Discrepancies in access to care led to discrepancies in health outcomes, with older adults of color being more prone to untreated tooth decay and complete tooth loss. That includes, for instance, Mexican-American older adults. Over one third of them have untreated tooth decay, compared to just 13% of their white counterparts.
“The numbers are just staggering,” said Goldberg. “And part of this is we know disparities by race and ethnicity are worse for older adults because the disparities that they have experienced throughout their lives compound once they get to older age.”
When it comes to addressing those disparities in oral health access and outcomes for older adults, Goldberg said adding a dental benefit to Medicare is “certainly the most important thing we can do.”
There’s evidence to back that up. As noted in the Justice for Aging report, the data available for dental coverage under the Medicaid program for children shows that having insurance can indeed eliminate oral health disparities based on race (no similar studies have been conducted looking at adults).

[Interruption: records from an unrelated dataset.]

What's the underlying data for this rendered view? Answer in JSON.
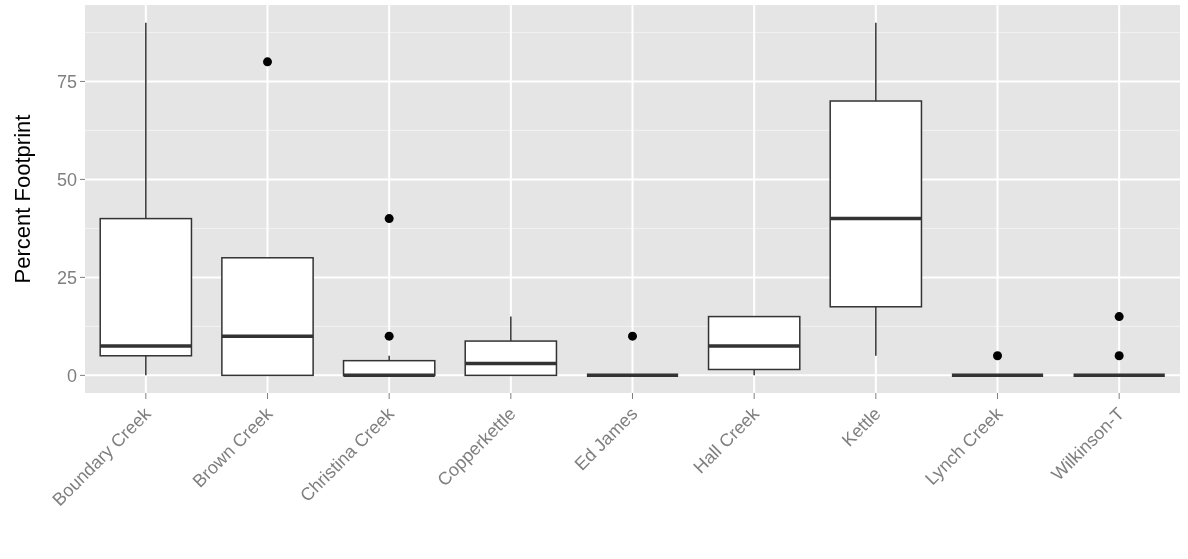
{
  "chart_data": {
    "type": "box",
    "ylabel": "Percent Footprint",
    "categories": [
      "Boundary Creek",
      "Brown Creek",
      "Christina Creek",
      "Copperkettle",
      "Ed James",
      "Hall Creek",
      "Kettle",
      "Lynch Creek",
      "Wilkinson-T"
    ],
    "boxes": [
      {
        "low": 0,
        "q1": 5,
        "median": 7.5,
        "q3": 40,
        "high": 90
      },
      {
        "low": 0,
        "q1": 0,
        "median": 10,
        "q3": 30,
        "high": 30,
        "outliers": [
          80
        ]
      },
      {
        "low": 0,
        "q1": 0,
        "median": 0,
        "q3": 3.75,
        "high": 5,
        "outliers": [
          10,
          40
        ]
      },
      {
        "low": 0,
        "q1": 0,
        "median": 3,
        "q3": 8.75,
        "high": 15
      },
      {
        "low": 0,
        "q1": 0,
        "median": 0,
        "q3": 0,
        "high": 0,
        "outliers": [
          10
        ]
      },
      {
        "low": 0,
        "q1": 1.5,
        "median": 7.5,
        "q3": 15,
        "high": 15
      },
      {
        "low": 5,
        "q1": 17.5,
        "median": 40,
        "q3": 70,
        "high": 90
      },
      {
        "low": 0,
        "q1": 0,
        "median": 0,
        "q3": 0,
        "high": 0,
        "outliers": [
          5
        ]
      },
      {
        "low": 0,
        "q1": 0,
        "median": 0,
        "q3": 0,
        "high": 0,
        "outliers": [
          5,
          15
        ]
      }
    ],
    "ylim": [
      -4.5,
      94.5
    ],
    "yticks": [
      0,
      25,
      50,
      75
    ],
    "grid": true
  }
}
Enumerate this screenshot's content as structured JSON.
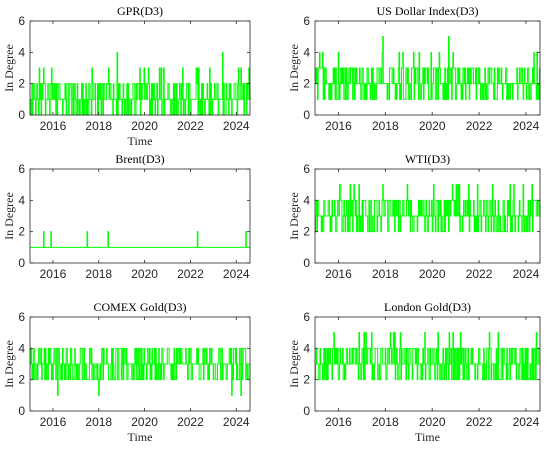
{
  "chart_data": [
    {
      "type": "line",
      "title": "GPR(D3)",
      "xlabel": "Time",
      "ylabel": "In Degree",
      "xlim": [
        2015.0,
        2024.6
      ],
      "ylim": [
        0,
        6
      ],
      "xticks": [
        "2016",
        "2018",
        "2020",
        "2022",
        "2024"
      ],
      "yticks": [
        "0",
        "2",
        "4",
        "6"
      ],
      "color": "#00ff00",
      "grid": false,
      "values_summary": {
        "baseline": 1,
        "range": [
          0,
          3
        ],
        "spikes": [
          {
            "x": 2018.8,
            "y": 4
          },
          {
            "x": 2023.4,
            "y": 4
          }
        ]
      }
    },
    {
      "type": "line",
      "title": "US Dollar Index(D3)",
      "xlabel": "",
      "ylabel": "In Degree",
      "xlim": [
        2015.0,
        2024.6
      ],
      "ylim": [
        0,
        6
      ],
      "xticks": [
        "2016",
        "2018",
        "2020",
        "2022",
        "2024"
      ],
      "yticks": [
        "0",
        "2",
        "4",
        "6"
      ],
      "color": "#00ff00",
      "grid": false,
      "values_summary": {
        "baseline": 2,
        "range": [
          1,
          4
        ],
        "spikes": [
          {
            "x": 2017.9,
            "y": 5
          },
          {
            "x": 2020.7,
            "y": 5
          }
        ]
      }
    },
    {
      "type": "line",
      "title": "Brent(D3)",
      "xlabel": "",
      "ylabel": "In Degree",
      "xlim": [
        2015.0,
        2024.6
      ],
      "ylim": [
        0,
        6
      ],
      "xticks": [
        "2016",
        "2018",
        "2020",
        "2022",
        "2024"
      ],
      "yticks": [
        "0",
        "2",
        "4",
        "6"
      ],
      "color": "#00ff00",
      "grid": false,
      "values_summary": {
        "baseline": 1,
        "spikes": [
          {
            "x": 2015.6,
            "y": 2
          },
          {
            "x": 2015.9,
            "y": 2
          },
          {
            "x": 2017.5,
            "y": 2
          },
          {
            "x": 2018.4,
            "y": 2
          },
          {
            "x": 2022.3,
            "y": 2
          },
          {
            "x": 2024.4,
            "y": 2
          }
        ]
      }
    },
    {
      "type": "line",
      "title": "WTI(D3)",
      "xlabel": "",
      "ylabel": "In Degree",
      "xlim": [
        2015.0,
        2024.6
      ],
      "ylim": [
        0,
        6
      ],
      "xticks": [
        "2016",
        "2018",
        "2020",
        "2022",
        "2024"
      ],
      "yticks": [
        "0",
        "2",
        "4",
        "6"
      ],
      "color": "#00ff00",
      "grid": false,
      "values_summary": {
        "baseline": 3,
        "range": [
          2,
          5
        ]
      }
    },
    {
      "type": "line",
      "title": "COMEX Gold(D3)",
      "xlabel": "Time",
      "ylabel": "In Degree",
      "xlim": [
        2015.0,
        2024.6
      ],
      "ylim": [
        0,
        6
      ],
      "xticks": [
        "2016",
        "2018",
        "2020",
        "2022",
        "2024"
      ],
      "yticks": [
        "0",
        "2",
        "4",
        "6"
      ],
      "color": "#00ff00",
      "grid": false,
      "values_summary": {
        "baseline": 3,
        "range": [
          2,
          4
        ],
        "dips": [
          {
            "x": 2016.2,
            "y": 1
          },
          {
            "x": 2018.0,
            "y": 1
          },
          {
            "x": 2023.8,
            "y": 1
          },
          {
            "x": 2024.2,
            "y": 1
          }
        ]
      }
    },
    {
      "type": "line",
      "title": "London Gold(D3)",
      "xlabel": "Time",
      "ylabel": "In Degree",
      "xlim": [
        2015.0,
        2024.6
      ],
      "ylim": [
        0,
        6
      ],
      "xticks": [
        "2016",
        "2018",
        "2020",
        "2022",
        "2024"
      ],
      "yticks": [
        "0",
        "2",
        "4",
        "6"
      ],
      "color": "#00ff00",
      "grid": false,
      "values_summary": {
        "baseline": 3,
        "range": [
          2,
          5
        ]
      }
    }
  ]
}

House Democrats passed a bill that would incorporate dental — as well as vision and hearing coverage — into original Medicare.
The bill, H.R. 3, would let Medicare beneficiaries access preventive and screening dental services, including oral exams and cleanings, starting in 2025. Patients would be responsible for covering 20% of the cost of those exams, as well as that of other basic procedures such as extractions and tooth restorations. Major treatments would also be covered, but patients would have to pay a greater percentage of their cost.
After clearing the House, H.R. 3 now faces long odds in the Senate, where a GOP majority is unlikely to take it up.
In the meantime, Morejón, Domínguez’s 81-year-old husband, is feeling some tooth pain and needs to see a dentist.
“It’ll be a matter of waiting a couple of months before going back to Santo Domingo,” said Domínguez with a sigh. She hopes the tooth won’t fall before then. “It’s embarrassing to smile and have people notice that a tooth is missing.”